Plasmotomy or Cytokinesis

The cytoplasm divides, allocating the cellular organelles, and produces two daughter cells. In animal cells, cytokinesis occurs by strangulation of the membrane, usually in the middle of the cell. In plant cells, it is formed in the central condensation of vesicles detached from the Golgi apparatus, causing a partition to merge, and thus, two new cells. During the period between two cell divisions, called interphase, cells grow and produce the synthesis of proteins and other organic biomolecules, as well as duplication of genetic material.

Biodiversity

Biodiversity is the variety of living organisms. This definition includes three concepts:

  • Genetic diversity among individuals of a species.
  • Diversity of species, which includes both the richness of species and their abundance.
  • Diversity of ecosystems found on Earth.

Benefits:

  • Ecological: It allows for ecosystem stability and maintenance of natural processes.
  • Economic: It provides many useful products for humans, such as food, raw materials, and medicines.
  • Ethical: All species deserve to survive.
  • Aesthetic: The diversity of life is one of the great beauties of nature.

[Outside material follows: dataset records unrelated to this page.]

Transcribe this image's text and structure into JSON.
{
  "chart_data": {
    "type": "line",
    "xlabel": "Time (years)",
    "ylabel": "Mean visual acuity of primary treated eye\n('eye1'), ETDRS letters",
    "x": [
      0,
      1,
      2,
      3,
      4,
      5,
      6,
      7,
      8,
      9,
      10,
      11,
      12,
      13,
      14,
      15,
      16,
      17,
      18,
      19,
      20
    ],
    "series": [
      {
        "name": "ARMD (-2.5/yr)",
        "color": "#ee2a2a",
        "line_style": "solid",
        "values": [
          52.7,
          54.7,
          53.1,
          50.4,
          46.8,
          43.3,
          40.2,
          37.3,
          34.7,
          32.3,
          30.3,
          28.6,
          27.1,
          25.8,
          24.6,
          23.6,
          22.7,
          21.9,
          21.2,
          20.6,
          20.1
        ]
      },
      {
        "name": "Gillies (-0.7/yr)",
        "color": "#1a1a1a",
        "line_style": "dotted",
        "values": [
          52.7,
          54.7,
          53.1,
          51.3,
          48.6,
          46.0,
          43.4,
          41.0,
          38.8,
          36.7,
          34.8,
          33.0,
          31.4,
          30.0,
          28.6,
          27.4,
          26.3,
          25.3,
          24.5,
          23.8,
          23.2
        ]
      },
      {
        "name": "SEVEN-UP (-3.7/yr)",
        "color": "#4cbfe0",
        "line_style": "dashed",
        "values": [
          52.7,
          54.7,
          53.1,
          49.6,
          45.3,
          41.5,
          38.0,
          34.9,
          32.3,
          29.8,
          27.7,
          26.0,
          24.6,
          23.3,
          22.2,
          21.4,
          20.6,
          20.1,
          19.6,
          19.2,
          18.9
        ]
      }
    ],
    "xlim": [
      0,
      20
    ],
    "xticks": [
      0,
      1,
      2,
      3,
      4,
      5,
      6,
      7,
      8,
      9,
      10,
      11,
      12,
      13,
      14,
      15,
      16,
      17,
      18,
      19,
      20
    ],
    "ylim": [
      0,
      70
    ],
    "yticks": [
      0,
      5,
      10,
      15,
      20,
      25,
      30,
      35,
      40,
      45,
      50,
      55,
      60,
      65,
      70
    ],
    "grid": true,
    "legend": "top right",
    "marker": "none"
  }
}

Biodiversity Loss Factors:

Environmental overhunting, habitat destruction, pollution of ecosystems, and introduction of alien species.

Protection of Biodiversity:

General measures and specific measures.

Supporting Tissues

The primary function of supporting tissues is giving consistency and rigidity to the plant. There are two classes:

  • Collenchyma: Supporting tissue of the growing organism. Their cells are alive. It is located beneath the epidermis of herbaceous stems.
  • Sclerenchyma: Supporting tissues in adult organs. These are lignified dead cells. Such cells can be:
    • Fibers: Elongated cells that occur scattered or in groups in the roots, stems, etc.
    • Xylem fibers: These are arranged in long lines forming part of the conducting tissue.
    • Sclereids or stone cells: Short and very lignified cells can appear scattered or forming the bones of the fruit.